Erdoğan daha netti, ama o da dilini ve politikasını ‘flulaştırdı’. Acaba neden? AKP ile MHP arasında bir ‘siyasi ortaklık’ yok. Peki ne var; ‘suç ortaklığı…’ İp incelir, incelir tam kopacakken lastik gibi tekrar eski haline dönüverir. Kaç kez Bahçeli ‘çekip gitmek’ istedi, fakat Erdoğan elindeki kozları kullandı ve bırakmadı.
Siyaseti yorumlamak hiç bu kadar zor olmamıştı. Siyasi analiz yapanların, uzmanların, gözlemcilerin işi o kadar zor ki… Aslında ‘siyaseti çözümlemek’ basit, hele deneyimli isimler için. Fakat Türkiye’de siyaset yok. Ülke siyasetsiz günler yaşıyor. AKP ve MHP arasında ilişkiyi siyaseten anlamlandırmak mümkün değil.
Biraz CHP’de siyaset üretiliyordu. Erdoğan devlet gücünü kullanarak ‘CHP’siz Türkiye’ projesini başlattı. CHP de kendi derdine düştü. Yargı operasyonlarına cevap vermekle meşgul. Özgür Özel gün geçmiyor ki bir hapishanenin önünden açıklama yapmasın…

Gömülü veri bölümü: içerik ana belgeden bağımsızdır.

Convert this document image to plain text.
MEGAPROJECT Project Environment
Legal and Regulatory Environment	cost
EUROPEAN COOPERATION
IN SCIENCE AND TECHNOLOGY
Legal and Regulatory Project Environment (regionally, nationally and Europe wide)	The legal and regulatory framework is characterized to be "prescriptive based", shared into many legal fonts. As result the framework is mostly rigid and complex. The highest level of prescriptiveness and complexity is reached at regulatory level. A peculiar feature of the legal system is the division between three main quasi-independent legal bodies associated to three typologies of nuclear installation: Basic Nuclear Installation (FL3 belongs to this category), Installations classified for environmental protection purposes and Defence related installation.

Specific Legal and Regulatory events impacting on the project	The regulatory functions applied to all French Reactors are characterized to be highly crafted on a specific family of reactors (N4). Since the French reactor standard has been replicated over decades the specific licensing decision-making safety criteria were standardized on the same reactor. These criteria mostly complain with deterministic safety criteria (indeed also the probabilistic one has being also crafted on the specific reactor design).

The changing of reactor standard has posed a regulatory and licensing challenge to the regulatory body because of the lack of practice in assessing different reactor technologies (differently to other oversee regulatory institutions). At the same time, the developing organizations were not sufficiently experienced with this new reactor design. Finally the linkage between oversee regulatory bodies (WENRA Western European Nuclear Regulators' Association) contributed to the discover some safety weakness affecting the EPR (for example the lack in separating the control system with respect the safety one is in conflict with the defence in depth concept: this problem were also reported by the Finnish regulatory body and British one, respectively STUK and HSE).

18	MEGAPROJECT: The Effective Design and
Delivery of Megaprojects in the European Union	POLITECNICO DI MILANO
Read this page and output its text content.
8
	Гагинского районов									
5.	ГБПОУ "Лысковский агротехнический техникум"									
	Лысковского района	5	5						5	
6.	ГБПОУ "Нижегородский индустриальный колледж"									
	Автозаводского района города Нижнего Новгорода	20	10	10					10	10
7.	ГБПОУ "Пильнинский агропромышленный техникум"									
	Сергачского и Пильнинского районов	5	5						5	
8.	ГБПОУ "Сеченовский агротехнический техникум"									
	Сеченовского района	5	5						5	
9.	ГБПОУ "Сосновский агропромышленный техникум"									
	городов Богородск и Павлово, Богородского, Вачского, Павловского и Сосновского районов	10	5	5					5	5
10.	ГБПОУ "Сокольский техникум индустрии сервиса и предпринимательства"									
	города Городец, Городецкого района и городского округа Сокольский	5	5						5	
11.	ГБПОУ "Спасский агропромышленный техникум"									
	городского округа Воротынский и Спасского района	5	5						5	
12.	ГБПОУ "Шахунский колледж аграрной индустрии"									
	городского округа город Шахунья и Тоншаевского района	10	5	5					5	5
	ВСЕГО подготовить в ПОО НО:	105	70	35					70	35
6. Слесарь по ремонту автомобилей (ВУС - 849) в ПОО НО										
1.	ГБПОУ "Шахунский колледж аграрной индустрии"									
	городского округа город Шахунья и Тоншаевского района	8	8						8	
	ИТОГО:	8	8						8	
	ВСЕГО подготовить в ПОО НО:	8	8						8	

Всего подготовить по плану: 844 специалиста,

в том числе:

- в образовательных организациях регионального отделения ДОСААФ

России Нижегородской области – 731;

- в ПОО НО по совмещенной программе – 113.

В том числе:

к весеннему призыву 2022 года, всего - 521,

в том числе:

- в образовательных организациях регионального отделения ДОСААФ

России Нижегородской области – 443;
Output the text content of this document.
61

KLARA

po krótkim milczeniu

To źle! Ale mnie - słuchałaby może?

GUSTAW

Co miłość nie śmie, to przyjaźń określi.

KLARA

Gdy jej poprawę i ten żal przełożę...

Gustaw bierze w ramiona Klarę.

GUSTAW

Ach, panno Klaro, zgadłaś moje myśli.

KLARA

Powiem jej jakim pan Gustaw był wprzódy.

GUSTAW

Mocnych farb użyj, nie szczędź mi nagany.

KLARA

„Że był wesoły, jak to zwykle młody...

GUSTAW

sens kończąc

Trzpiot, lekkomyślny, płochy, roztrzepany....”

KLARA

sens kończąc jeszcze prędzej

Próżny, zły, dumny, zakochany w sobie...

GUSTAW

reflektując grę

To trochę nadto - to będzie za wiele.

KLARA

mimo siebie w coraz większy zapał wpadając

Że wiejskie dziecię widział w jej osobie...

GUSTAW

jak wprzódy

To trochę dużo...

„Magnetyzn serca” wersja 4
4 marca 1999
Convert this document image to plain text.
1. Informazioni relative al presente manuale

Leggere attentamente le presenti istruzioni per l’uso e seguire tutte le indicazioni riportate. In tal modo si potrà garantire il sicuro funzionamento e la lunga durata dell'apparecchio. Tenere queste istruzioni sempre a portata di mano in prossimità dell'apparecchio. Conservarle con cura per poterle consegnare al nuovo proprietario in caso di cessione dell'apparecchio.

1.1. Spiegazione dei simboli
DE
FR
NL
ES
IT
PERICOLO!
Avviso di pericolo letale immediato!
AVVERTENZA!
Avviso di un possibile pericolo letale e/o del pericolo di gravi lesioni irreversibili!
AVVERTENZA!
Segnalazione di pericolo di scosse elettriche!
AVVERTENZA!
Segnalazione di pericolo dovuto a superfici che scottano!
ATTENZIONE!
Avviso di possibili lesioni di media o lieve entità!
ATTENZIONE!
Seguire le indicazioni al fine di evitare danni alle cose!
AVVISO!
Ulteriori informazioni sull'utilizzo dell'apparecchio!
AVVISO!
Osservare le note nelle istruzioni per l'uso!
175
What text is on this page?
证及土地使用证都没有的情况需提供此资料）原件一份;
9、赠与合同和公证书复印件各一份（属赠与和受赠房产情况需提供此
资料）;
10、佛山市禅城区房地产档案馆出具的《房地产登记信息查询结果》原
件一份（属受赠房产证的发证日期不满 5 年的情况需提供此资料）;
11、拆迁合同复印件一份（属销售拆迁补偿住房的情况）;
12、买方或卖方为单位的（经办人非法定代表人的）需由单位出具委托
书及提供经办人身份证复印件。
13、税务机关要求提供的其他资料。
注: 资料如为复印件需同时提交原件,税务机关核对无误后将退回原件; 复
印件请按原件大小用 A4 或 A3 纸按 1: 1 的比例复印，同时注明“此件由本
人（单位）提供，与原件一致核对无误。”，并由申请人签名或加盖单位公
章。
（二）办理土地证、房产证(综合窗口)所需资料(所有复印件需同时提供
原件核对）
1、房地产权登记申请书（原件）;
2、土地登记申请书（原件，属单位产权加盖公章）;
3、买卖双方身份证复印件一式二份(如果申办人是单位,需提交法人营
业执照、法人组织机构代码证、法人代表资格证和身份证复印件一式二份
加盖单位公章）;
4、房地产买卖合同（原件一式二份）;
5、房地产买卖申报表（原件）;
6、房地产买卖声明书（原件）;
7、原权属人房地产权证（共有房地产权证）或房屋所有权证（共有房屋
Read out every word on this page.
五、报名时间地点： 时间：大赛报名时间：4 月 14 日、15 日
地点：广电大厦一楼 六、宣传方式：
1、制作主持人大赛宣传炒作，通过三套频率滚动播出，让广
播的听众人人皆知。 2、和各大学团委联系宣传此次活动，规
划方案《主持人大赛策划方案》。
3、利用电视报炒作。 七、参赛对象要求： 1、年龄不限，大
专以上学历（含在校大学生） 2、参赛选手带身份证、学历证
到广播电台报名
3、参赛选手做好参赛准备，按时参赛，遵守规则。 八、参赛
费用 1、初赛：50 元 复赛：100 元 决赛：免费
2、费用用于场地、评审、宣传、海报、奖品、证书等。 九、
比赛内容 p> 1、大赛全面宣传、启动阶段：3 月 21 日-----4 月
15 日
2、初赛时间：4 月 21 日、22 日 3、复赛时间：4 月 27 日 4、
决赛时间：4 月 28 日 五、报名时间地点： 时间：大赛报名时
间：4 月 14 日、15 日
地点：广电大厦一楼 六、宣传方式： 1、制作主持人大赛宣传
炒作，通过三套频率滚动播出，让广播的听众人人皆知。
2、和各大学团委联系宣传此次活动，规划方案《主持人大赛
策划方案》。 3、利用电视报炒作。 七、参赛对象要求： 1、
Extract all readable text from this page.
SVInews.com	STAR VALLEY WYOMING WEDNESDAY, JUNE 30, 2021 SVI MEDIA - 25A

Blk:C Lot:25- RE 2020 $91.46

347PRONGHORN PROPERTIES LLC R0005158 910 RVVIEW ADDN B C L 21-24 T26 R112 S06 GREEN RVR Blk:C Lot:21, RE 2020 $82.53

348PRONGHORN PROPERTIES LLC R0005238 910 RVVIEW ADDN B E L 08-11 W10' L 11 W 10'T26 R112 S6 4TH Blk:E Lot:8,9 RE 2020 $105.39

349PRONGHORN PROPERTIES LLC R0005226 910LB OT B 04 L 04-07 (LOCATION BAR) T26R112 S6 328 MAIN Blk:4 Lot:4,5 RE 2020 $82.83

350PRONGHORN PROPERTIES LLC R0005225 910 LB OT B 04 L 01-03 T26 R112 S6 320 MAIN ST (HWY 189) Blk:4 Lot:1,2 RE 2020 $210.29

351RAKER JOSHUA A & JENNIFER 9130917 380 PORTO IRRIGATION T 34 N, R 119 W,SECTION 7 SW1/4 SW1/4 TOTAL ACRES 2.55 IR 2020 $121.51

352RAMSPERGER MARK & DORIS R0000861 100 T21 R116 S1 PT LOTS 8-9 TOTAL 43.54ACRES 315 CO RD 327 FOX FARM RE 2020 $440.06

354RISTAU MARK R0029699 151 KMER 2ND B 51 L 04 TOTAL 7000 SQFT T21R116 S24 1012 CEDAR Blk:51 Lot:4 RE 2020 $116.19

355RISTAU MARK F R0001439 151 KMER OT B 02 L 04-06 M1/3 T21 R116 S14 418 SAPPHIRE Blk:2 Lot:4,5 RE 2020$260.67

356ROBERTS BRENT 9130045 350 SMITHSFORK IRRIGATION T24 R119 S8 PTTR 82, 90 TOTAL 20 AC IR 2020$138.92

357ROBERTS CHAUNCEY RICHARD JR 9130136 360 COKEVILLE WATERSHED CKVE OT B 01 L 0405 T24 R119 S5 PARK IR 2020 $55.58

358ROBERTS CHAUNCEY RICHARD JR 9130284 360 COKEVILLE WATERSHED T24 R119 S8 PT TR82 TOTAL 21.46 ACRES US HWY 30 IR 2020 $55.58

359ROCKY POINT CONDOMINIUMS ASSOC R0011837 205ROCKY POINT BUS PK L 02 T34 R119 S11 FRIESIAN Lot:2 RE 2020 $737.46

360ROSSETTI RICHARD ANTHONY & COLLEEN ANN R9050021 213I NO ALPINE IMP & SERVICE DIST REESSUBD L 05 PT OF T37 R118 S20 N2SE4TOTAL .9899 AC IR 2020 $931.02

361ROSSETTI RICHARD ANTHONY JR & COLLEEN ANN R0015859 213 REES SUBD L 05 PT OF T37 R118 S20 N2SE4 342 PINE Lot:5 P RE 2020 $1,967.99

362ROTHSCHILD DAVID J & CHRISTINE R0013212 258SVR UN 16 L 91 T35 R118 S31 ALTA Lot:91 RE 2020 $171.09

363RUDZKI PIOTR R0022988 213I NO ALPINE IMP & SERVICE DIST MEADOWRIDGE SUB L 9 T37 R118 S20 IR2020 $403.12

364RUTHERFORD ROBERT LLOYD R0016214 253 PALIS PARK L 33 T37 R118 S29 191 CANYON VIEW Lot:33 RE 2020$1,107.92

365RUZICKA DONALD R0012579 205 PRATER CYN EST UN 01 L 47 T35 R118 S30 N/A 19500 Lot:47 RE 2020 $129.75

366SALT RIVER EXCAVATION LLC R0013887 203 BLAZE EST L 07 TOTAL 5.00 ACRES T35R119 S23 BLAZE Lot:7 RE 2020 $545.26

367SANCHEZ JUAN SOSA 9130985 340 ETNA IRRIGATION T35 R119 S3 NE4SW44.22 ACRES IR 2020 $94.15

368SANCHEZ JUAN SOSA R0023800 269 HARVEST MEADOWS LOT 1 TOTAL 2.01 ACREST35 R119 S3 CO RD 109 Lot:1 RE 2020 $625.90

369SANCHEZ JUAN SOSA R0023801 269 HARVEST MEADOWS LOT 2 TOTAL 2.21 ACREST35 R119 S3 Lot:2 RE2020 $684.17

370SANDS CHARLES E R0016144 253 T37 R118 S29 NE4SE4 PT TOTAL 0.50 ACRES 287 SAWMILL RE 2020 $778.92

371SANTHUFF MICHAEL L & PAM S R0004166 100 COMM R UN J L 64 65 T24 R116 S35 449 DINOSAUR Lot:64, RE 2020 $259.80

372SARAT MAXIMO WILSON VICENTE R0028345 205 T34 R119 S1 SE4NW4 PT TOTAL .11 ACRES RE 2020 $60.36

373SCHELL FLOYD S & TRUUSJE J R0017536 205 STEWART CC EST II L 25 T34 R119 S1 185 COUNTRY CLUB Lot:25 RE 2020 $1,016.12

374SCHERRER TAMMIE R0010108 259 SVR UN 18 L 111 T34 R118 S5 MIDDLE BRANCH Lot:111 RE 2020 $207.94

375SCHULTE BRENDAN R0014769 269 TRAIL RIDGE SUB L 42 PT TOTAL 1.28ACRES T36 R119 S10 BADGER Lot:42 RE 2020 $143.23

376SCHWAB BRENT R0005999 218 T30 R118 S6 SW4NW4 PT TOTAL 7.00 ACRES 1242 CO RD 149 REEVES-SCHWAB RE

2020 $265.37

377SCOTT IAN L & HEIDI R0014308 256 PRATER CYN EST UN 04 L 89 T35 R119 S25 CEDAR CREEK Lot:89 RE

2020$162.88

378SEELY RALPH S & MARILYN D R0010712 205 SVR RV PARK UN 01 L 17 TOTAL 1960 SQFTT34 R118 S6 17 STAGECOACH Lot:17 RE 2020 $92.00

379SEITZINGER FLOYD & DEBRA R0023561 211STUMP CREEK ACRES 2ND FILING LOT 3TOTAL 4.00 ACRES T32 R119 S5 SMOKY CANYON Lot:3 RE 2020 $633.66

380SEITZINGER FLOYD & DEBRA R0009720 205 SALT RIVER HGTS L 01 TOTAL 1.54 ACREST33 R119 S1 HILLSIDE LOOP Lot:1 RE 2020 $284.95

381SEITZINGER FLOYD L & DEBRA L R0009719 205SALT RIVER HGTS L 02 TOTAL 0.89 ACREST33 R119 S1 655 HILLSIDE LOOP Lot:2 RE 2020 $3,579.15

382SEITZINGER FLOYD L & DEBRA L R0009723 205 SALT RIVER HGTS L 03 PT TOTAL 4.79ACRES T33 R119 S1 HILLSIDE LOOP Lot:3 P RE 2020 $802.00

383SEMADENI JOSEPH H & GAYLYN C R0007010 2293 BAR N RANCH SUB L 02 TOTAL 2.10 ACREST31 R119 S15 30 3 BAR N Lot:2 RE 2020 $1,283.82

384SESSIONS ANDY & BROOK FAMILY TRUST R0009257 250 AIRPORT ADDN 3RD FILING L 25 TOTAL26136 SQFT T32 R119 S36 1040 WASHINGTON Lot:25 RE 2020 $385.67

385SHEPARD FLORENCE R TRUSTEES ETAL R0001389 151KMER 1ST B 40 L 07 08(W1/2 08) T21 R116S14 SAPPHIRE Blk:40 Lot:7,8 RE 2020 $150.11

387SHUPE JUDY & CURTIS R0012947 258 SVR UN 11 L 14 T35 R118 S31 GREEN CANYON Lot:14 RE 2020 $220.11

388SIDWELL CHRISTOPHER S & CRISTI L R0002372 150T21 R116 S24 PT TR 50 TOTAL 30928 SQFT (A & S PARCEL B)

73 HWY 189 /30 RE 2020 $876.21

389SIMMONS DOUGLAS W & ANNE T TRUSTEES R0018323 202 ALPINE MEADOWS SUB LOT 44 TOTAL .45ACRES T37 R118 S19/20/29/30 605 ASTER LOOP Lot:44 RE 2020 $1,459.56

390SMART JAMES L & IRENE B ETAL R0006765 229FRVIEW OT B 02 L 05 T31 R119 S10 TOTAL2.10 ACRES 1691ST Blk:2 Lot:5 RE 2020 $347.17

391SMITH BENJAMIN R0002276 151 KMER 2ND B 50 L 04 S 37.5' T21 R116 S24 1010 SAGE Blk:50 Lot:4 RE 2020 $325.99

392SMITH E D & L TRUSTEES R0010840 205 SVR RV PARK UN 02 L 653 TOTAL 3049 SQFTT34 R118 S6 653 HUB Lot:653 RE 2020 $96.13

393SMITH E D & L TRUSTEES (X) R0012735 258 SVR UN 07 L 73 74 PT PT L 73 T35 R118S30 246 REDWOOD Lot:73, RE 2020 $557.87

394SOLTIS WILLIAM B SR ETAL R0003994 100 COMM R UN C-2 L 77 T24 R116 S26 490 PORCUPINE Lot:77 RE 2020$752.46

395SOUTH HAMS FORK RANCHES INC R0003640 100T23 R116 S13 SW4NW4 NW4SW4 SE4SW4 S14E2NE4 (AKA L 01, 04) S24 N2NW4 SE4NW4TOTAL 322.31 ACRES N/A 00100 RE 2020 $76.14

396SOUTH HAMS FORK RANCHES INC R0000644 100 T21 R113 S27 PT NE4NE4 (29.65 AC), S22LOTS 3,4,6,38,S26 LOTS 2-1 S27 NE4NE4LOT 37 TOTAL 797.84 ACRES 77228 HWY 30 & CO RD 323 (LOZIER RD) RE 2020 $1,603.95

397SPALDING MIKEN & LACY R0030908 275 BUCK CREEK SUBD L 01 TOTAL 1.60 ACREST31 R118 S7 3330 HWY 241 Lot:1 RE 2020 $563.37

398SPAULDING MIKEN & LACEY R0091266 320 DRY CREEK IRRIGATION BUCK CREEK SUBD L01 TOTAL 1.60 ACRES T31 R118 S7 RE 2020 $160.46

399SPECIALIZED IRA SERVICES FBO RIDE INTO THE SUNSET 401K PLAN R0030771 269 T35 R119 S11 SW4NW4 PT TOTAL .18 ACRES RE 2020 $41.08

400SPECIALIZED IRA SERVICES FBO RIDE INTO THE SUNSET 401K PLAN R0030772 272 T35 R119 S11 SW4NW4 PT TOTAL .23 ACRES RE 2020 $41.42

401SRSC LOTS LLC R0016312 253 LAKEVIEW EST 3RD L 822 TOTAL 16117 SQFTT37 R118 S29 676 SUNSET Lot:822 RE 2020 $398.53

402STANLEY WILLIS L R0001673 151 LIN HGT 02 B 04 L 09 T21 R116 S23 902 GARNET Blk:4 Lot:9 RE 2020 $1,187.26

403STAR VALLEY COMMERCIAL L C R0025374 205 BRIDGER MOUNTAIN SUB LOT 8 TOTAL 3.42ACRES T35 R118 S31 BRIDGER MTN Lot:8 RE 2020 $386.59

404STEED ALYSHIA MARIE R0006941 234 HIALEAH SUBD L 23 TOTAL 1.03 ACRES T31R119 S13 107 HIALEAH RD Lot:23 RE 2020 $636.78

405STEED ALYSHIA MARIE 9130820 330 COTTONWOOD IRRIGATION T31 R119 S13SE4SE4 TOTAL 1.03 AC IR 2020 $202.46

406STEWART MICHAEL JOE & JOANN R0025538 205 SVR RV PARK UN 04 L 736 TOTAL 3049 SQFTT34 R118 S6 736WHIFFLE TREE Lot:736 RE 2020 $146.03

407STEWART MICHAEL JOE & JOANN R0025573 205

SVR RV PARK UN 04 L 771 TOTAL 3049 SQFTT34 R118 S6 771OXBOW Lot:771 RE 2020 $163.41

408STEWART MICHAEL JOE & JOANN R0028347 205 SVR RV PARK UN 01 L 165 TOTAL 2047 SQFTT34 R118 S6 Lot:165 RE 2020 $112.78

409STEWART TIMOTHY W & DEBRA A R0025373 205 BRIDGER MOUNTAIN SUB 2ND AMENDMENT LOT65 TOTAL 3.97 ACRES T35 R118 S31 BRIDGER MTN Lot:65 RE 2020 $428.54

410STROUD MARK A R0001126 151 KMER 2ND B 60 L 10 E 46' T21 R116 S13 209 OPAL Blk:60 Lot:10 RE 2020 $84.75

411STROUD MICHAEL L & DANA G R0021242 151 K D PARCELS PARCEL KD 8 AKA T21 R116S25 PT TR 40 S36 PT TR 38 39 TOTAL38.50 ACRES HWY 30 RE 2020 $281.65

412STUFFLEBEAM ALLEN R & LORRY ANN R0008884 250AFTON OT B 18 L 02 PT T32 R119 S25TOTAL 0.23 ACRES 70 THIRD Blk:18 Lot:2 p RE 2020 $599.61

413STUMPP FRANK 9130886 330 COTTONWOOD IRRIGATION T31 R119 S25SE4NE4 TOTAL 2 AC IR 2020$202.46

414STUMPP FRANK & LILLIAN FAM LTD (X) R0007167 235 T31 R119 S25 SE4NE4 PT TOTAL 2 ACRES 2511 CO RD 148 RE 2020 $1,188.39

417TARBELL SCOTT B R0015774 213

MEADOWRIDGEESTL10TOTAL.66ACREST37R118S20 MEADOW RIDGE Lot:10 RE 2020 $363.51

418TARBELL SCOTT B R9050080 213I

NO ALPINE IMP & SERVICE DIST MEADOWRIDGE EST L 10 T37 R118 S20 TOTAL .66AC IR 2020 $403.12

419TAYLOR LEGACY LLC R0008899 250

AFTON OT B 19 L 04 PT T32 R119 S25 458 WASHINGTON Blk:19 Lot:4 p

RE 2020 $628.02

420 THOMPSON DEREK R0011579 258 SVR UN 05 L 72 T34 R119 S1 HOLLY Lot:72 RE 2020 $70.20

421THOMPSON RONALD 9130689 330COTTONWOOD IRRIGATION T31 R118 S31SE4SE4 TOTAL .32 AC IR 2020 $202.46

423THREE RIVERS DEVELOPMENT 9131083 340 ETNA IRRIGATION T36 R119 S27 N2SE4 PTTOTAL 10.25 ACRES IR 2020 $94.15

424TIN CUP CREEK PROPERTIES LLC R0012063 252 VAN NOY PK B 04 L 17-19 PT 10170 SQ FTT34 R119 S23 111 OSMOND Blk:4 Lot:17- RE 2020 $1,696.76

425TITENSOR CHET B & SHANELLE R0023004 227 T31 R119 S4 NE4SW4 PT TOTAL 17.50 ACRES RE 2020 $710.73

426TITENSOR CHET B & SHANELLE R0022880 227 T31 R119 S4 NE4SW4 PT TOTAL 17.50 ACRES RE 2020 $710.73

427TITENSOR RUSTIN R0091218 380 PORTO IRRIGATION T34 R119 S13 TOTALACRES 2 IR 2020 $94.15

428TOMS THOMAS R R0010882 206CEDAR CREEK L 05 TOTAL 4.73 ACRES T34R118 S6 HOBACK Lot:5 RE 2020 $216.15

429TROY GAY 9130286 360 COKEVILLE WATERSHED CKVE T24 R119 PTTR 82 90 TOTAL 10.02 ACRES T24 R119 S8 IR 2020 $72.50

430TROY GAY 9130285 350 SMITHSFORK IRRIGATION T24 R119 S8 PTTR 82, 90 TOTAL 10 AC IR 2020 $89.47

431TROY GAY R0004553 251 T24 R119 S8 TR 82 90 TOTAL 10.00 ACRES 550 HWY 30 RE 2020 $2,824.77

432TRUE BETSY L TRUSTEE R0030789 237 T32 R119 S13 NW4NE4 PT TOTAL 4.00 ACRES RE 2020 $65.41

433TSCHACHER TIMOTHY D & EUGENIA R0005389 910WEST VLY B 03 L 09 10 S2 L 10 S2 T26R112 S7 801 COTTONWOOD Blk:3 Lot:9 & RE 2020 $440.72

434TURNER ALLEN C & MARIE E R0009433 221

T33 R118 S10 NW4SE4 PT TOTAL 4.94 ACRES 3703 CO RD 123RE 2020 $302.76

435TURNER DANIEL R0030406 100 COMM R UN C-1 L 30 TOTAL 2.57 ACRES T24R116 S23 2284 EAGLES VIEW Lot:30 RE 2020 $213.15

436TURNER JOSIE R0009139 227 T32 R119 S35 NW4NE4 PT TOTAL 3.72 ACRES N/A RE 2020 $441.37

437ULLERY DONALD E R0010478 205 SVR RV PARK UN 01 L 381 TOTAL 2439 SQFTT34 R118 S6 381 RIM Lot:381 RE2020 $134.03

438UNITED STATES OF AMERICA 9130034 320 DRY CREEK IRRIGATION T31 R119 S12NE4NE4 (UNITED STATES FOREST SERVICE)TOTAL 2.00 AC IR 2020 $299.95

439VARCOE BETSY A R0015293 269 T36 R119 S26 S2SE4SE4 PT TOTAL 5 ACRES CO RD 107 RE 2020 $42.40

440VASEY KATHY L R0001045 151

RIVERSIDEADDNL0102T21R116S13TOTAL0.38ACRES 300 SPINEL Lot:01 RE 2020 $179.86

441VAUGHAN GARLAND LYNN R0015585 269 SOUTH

Bir Ankara gazetecisi, “Bahçeli’yi anlayabilene muhtelif Nobel ödülleri verilmelidir!” diye yazdı. Haksız mı? Bahçeli’nin ‘Öcalan açılımını’ kim öngörebildi? “DEM kapatılsın, milletvekillerinin maaşına el konsun!” çıkışları atmosferden kaybolmadan, “Öcalan Meclis’e gelsin, konuşsun… Umut hakkından da yararlansın…” deyiverdi.
Neydi, Bahçeli’yi bu kadar keskin politika değişikliğine iten faktörler? Bilen var mı? Anlayan çıktı mı? Kendisi anlattı mı? Hayır… Ne tabanına ne kamuoyuna izah etti. “Ben yaptım, oldu…” dedi.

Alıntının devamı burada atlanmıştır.